Small Businesses Left to Fight Their Own Legal Corner
- Two-fifths of small and medium businesses believe the legal system is only set up for big businesses
- This means as many as 2.4 million SMEs could be falling into a ‘legal gap’
- Eight in ten think it should be easier to check if a problem can be resolved through the legal system
Two-fifths of small and medium businesses in England and Wales believe that legal advice is reserved for big businesses or those that can afford it, according to a recent survey by Nesta Challenges to mark the launch of the Legal Access Challenge.
Nearly half (43 percent) of small businesses owners and self-employed people questioned agreed that the legal advice sector was not set up for them – a stronger perception than in the wider population where the figure is 32%. With 5.6 million small businesses in the UK, that could mean as many as 2.4 million risk falling into the “legal gap”.
The vast majority (79%) of the small and medium business owners called for it to be easier for people to check whether a problem they were experiencing could be resolved through the legal system. There is also a strong willingness among the self-employed and small business owners to embrace digital services to help with a legal problem (45%).
To combat this divide between those who are able to navigate the legal system and those small and medium business owners and self-employed who cannot, we have partnered Nesta Challenges to launch the Legal Access Challenge to award £250,000 in prize money to improve legal access for small and medium businesses. Innovators and entrepreneurs are being invited to submit new ideas that demonstrate how technology can narrow the ‘legal gap’ and make it far easier for individuals and SMEs to access the legal system. This might be a solution to help someone identify whether they have a legal problem in the first place, or perhaps help them to create tailored documents or contracts.
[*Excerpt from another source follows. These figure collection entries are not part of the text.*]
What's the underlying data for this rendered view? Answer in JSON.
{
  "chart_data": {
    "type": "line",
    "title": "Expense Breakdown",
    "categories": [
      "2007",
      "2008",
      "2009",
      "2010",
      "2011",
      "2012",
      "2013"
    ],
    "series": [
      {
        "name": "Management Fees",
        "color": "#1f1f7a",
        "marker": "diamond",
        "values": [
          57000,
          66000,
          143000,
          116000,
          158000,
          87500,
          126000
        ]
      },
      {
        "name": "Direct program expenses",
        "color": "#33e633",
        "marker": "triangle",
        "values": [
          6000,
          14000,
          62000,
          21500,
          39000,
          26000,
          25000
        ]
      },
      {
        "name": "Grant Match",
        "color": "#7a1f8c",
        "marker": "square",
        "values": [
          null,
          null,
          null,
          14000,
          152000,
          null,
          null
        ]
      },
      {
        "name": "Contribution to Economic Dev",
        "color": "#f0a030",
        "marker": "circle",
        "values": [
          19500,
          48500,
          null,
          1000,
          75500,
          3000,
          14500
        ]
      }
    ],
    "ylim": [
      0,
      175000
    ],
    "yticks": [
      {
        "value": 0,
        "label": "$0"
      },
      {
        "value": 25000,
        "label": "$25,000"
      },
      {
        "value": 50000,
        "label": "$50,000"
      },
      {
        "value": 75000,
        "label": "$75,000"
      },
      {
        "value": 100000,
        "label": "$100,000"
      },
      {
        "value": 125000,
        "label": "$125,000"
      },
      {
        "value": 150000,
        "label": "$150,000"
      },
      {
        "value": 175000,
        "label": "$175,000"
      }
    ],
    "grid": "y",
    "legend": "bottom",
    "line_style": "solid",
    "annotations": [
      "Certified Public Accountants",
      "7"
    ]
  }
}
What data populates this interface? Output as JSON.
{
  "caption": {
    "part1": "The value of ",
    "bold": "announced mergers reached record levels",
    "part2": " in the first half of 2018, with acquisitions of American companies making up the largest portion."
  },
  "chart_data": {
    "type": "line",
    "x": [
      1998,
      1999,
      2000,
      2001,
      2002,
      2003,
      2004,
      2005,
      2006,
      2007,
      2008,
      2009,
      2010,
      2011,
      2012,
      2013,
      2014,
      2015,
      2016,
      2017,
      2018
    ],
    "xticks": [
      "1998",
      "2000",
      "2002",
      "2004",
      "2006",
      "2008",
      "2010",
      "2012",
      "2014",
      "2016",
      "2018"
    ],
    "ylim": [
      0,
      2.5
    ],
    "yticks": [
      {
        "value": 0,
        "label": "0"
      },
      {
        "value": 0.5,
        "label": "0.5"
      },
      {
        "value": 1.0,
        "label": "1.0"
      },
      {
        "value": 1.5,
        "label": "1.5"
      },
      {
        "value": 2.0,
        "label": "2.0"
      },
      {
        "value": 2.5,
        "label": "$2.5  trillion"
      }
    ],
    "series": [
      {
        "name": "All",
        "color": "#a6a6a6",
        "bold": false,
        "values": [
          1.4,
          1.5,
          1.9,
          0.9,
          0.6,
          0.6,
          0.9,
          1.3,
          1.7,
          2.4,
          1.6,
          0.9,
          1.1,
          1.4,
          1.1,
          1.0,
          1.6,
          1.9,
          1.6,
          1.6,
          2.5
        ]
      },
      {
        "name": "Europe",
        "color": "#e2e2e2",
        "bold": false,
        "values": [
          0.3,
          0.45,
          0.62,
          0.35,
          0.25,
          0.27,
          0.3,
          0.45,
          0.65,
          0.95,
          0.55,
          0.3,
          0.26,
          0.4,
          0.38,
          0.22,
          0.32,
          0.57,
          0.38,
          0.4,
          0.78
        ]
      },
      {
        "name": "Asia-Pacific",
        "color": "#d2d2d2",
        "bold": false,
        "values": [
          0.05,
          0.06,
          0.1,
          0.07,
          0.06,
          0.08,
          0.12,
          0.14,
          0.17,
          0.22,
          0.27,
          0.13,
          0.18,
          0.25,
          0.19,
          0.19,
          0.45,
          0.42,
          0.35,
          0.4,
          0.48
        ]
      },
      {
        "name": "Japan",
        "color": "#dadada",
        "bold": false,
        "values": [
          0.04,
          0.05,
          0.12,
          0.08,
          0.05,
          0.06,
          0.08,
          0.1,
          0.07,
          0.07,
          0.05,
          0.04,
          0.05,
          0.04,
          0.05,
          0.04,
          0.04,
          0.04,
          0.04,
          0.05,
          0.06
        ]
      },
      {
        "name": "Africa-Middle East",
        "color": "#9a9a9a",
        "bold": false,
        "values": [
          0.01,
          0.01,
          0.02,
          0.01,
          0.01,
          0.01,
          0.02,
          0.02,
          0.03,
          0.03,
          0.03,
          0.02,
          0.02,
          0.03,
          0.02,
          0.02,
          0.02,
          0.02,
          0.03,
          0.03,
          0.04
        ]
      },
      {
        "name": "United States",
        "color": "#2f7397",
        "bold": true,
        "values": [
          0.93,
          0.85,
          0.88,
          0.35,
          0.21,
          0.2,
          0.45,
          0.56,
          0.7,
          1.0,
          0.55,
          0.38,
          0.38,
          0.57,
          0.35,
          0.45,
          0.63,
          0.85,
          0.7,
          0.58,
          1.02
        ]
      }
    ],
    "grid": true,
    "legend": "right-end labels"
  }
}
The Legal Access Challenge is also bringing people together to help build new networks and opportunities for collaboration. The aim is to build a growing community of innovators seeking to use technology to widen access to legal services and to identify any barriers to their success. So far there have been more than 85 expressions of interests in applying for the funding, including from entrepreneurs, legal professionals, technologists, law schools and charities.
Four finalists will each win a prize of £50,000 to develop their product and bring it to life with our support. One winner from the four finalists will also go on to win a further £50,000 to continue advancing the product.
Anna Bradley, Chair of the SRA Board, said: “Small businesses are the lifeblood of our economy. From helping complete a new lease to taking on the first member of staff, sound legal advice is crucial if businesses are to succeed. But it’s clear that too many small businesses struggle to access the legal support they need.
“We want the Challenge to move things on and open up legal services for small businesses as well as the public. And it’s about much more than simply offering funding to those with good ideas.
“Innovators need support and networks to get their ideas off the ground. We are creating those networks, enabling people to tap into expert support and to collaborate. Whether you’re a trade association with a good idea or a tech firm looking to partner with a legal expert, I’d encourage you to get involved.”
Chris Gorst, Head of Better Markets, Nesta Challenges, added: “It is deeply worrying that so many small business owners feel they can’t make use of our legal system. England and Wales have one of the best legal systems in the world and yet we are witnessing a ‘legal gap’ between those businesses that have the wealth and knowledge of the system to access it, and those that feel they don’t. With 5.6 million SMEs in the UK, employing 16.3 million people, it’s vital they can get the legal advice they need, when they need it.
“The Legal Access Challenge aims to light a spark among the UK’s active community of innovators and entrepreneurs to bring forward the best ideas using technology to broaden access to the legal system, for both citizens and small and medium businesses. Having fair access to legal advice is something that everyone should benefit from, yet too many small business owners and self-employed people currently miss out. We look forward to playing our part in turning that around.”